地球だったら例えアホでも見た目が可愛ければアイドルにだってなれるんだから。
「だったら何なんだこの大騒ぎは? 価値が無いと言いながら《六魔卿》自らが探しに来るとか普通じゃないだろ?」
「ふん、重要なのはそいつが魔王軍を離反した事実の方だ」
脱走兵を見せしめに殺すってコトか? いや、そんなコトの為に大幹部が出てくるとは思えないな。
「魔王城から脱走するなど容易くできる事ではない」
「そりゃそーだろーさ」
「そんなコトを魔無がやってのけたのだ……」
あぁ、なるほど…… 本命はそっちか。
「そいつには協力者がいるはずだ、それはつまり魔王軍の中に裏切り者がいるというコトになる」
「そッ……それは……」
「さぁ話してもらおうか? 魔王軍離反の手引きをした者の名を」
これは予想なんだがミトの協力者は魔王軍の中でも結構高い地位にある者なんじゃ無いだろうか?

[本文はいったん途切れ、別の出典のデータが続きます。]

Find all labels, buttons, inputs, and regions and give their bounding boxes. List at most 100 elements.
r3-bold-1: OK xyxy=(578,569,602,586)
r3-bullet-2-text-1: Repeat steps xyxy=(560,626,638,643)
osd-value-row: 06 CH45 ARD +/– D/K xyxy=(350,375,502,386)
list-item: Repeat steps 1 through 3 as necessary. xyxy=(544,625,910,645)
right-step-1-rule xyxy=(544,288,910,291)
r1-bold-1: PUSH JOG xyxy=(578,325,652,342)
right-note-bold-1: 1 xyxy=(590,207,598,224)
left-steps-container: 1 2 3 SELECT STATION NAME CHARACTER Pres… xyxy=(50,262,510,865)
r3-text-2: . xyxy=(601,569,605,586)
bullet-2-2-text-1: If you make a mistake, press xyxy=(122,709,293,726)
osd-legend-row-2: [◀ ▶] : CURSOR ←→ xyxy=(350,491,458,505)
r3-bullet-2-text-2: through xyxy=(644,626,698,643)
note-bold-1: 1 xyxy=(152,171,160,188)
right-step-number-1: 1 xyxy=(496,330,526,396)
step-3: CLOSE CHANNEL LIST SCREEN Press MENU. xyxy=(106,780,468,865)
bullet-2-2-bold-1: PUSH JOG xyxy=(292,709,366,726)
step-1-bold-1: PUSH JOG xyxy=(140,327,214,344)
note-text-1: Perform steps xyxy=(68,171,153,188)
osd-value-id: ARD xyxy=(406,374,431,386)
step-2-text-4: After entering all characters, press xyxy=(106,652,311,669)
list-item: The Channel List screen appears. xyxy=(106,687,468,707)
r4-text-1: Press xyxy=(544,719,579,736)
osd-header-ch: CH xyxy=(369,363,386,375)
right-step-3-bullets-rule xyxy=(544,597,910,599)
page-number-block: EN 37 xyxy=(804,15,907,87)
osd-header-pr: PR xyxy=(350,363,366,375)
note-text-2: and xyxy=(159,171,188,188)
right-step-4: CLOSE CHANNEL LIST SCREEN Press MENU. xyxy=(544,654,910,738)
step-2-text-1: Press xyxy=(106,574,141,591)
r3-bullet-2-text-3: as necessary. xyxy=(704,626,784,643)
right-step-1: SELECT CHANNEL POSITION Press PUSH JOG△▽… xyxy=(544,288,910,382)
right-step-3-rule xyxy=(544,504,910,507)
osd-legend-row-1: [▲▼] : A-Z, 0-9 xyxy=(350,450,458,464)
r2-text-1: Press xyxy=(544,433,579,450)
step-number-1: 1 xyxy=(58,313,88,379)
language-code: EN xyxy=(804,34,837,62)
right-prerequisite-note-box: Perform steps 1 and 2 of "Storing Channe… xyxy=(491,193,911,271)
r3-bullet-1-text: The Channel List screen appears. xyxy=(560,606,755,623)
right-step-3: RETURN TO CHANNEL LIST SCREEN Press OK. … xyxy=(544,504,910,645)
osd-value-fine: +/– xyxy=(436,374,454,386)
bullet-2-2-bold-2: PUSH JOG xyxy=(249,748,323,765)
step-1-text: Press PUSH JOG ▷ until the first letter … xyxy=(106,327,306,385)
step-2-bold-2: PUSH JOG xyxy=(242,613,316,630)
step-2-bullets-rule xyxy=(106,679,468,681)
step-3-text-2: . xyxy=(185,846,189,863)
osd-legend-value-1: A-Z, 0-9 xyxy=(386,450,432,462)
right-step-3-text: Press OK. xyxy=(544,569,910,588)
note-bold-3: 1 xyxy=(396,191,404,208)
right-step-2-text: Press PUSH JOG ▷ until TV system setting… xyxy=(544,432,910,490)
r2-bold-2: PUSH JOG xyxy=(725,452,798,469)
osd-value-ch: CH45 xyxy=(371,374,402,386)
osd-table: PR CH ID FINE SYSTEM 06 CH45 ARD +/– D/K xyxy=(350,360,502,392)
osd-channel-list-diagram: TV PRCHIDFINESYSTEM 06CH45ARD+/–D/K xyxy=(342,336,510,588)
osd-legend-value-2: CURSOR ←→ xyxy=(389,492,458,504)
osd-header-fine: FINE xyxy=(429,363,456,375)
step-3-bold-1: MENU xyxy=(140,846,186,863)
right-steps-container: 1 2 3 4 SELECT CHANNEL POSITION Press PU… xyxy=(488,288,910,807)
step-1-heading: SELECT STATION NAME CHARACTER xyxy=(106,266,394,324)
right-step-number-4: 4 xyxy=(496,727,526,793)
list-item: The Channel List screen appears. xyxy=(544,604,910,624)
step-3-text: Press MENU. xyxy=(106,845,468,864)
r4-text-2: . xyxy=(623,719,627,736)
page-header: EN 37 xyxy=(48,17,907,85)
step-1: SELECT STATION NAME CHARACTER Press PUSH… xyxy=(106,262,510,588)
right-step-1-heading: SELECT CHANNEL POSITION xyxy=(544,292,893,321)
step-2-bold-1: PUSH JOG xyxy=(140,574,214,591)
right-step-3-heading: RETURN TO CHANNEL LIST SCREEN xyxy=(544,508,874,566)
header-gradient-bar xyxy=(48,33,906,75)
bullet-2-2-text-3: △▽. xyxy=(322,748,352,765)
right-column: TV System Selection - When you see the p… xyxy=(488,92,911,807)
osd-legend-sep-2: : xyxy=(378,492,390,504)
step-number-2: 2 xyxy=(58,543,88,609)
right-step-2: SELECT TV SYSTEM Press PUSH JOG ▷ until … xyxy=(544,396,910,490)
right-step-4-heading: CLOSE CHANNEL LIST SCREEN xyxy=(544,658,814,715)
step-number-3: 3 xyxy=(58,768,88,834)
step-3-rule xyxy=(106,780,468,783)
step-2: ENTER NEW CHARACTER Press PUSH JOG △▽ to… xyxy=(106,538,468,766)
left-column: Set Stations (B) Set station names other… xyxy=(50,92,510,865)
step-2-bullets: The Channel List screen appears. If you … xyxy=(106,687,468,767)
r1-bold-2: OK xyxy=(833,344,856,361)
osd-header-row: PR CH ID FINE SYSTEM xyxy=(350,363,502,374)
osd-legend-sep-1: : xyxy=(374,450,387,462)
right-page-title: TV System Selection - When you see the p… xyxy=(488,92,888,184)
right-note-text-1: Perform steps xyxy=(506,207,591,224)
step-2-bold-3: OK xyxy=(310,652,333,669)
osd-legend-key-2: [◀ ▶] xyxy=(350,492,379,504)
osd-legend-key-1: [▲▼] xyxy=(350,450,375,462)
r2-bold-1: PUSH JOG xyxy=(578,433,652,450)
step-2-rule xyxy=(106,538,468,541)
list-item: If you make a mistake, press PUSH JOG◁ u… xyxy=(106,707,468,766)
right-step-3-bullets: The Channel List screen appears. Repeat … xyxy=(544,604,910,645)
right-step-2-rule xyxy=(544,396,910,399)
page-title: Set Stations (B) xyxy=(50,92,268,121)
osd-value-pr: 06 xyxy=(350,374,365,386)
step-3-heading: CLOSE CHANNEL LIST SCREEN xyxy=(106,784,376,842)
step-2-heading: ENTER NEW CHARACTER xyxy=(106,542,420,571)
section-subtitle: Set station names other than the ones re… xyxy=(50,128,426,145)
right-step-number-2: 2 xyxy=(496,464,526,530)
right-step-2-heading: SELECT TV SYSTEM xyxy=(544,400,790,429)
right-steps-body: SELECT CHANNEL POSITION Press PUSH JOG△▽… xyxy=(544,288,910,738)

アスキス卿の口振りでは下っ端の手引きとは思っていない。
「そ…… そんなヒト居ませんよ~(棒)」
「…………」
「…………」
「…………」
嘘が下手ッ!
ミトは視線を泳がせて吹けもしない口笛を吹いてフュ~フュ~言ってる。
まるで漫画みたいな誤魔化し方だ。
「ほぅ? だったらどうやってトランレードを動かした?」
「え…… あ~…… 勝手に……」
「制御室で誰かが動かさなければトランレードは起動しない」
「え~…… 誰かいたのかもしれませんね~(棒)」
「つまり協力者がいたんだな」
「え!? 居ません!! きっとポルターガイストです!」
「なるほどポルターガイストか……」
「そうですポルターガイストです!」
それで納得する奴はいないだろ……
「どこまで人を馬鹿にすれば気が済むのだッ!!」
「ひぇ!? な……なんで……??」
そりゃ怒るさ、政治家が不祥事の責任を秘書に押し付けた時くらい信憑性が無いもん。
「もういい、どうせ最初から素直に口を割るとは思っていなかったさ」
「あ……諦めて下さるのですね?」
また自白してる……
「コレを使うだけだ」
そう言うとアスキス卿が懐から何かを取り出した。
輪っか…… 隷属の首輪か……
ま、拷問するより確実性が高いスマートな方法ではあるな、だが……
スッ―――
「なんだ小僧? 邪魔をするならお前も一緒に奴隷にしてやるぞ?」
はぁ~…… なんでこの世界の男はどいつもこいつも俺を奴隷にしたがるんだ? 俺ってそんなに奴隷向きの顔してるのだろうか? 美少年は辛いヨ……
え? なんで美少年かって?
異世界モノの男奴隷といったらガチムチの戦闘員か、痩せ細った浮浪児か、バックに花が咲き乱れる美少年のどれかだろ?
この三択なら美少年しかありえない!
「悪いが彼女は俺が保護すると決めた、アンタの好きにはさせない」
「イヅナ……君///」キュン
よし! 隠しパラメーター《好感度》アップだぜ!
舞台装置はもう用済みだから帰ってくれ。
「ふん、ならば抗ってみろ、お前たち三人仲良く奴隷にしてやる」
ですよね~
「ぐわっ! 三人! ご主人様が煽るから巻き込み事故もらった!」
いやキララは元から奴隷なんだから巻き込み事故というより最初からレッカーされてた車だろ。
《特別解説》
『アサイラム』
アメリカの映画製作会社。B級サメ映画ばかり作ることで有名。
噂では変なサメ映画ばかり作るのは日本人のせいらしい。